The goal of the queries in this example is to identify fraudulent financial activity. Fraudsters can employ countless strategies to obscure their activity, often incorporating multiple financial institutions from several countries. This example looks to find activity that matches a general pattern in which money flows from an "originator" through several affiliated entities (other People or Companies), where this institution knows of the affiliation but not necessarily has evidence of actual money being transferred. It follows money transferred from one of these affiliated entities' accounts into a second account. It then looks for several more associations from that second account to an ultimate "beneficiary."
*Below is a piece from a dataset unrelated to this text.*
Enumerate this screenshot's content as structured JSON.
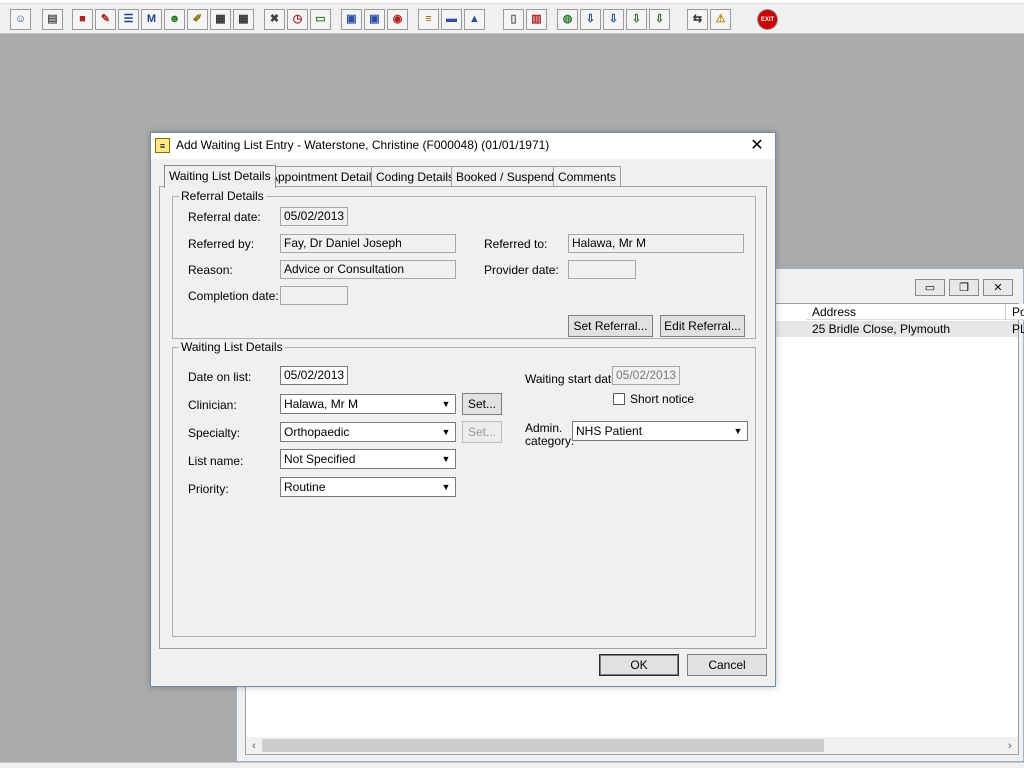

During normal business, such transactions happen all the time. In isolation, everything can look equally suspicious (or benign). The signal we will use to indicate suspicion will be the presence of multiple such transfers of funds through unique sets of affiliates.
For this example, two entities (People or Companies) are affiliated if they share an address or if one owns shares in the other. Both are bidirectional (symmetric) relationships.
To identify candidates for investigation, we will assign a score based upon the product of:
- The total amount of money transferred between the originator and beneficiary
- The square of the number of the unique paths from originator to beneficiary
By squaring the number of unique paths, we reduce the tendency for this approach to flag all large transactions as suspicious, drowning out suspicious activity involving smaller dollar amounts.
To simplify the construction of these queries, we employ reasoning to define a :hasAffiliation relationship. It is
defined in the aml_rules.ttl file:
IF {
?x :holds ?holding .
?holding :company ?c .
?holding :share ?share .
filter (?share >= 50)
}
THEN {
?x :hasAffiliation ?c .
?c :hasAffiliation ?x .
}
IF {
?x :hasAddress ?a .
?y :hasAddress ?a .
filter (?x != ?y)
}
THEN {
?x :hasAffiliation ?y .
}When running the queries in the example, make sure that reasoning is enabled any time the query references the
:hasAffiliation relationship.
This example uses a small amount of data - 1000 each of People, Companies, plus their Addresses and holdings (Shares). Add to this the Transaction data, which is much larger - 23,259 in this example - but can be much larger in real scenarios. This can be a problem not only because of the sheer size of the data (its Volume), but also because it is constantly changing (its Velocity). These two qualities suggest that the transactions could be a candidate for virtualization.
During development of this example, I started with 100% native (materialized, not virtual) data. Once the queries were developed, I modified them to work with virtual transactions. It turned out that for the queries in this example, Stardog needed to look at 100% of the transactions to identify the paths and compute the scores. The final compromise was to use virtual transactions for all activity after a recent date, and to roll up all older transactions into a summary transaction for materialization in Stardog. Queries for all three approaches are included in the example queries.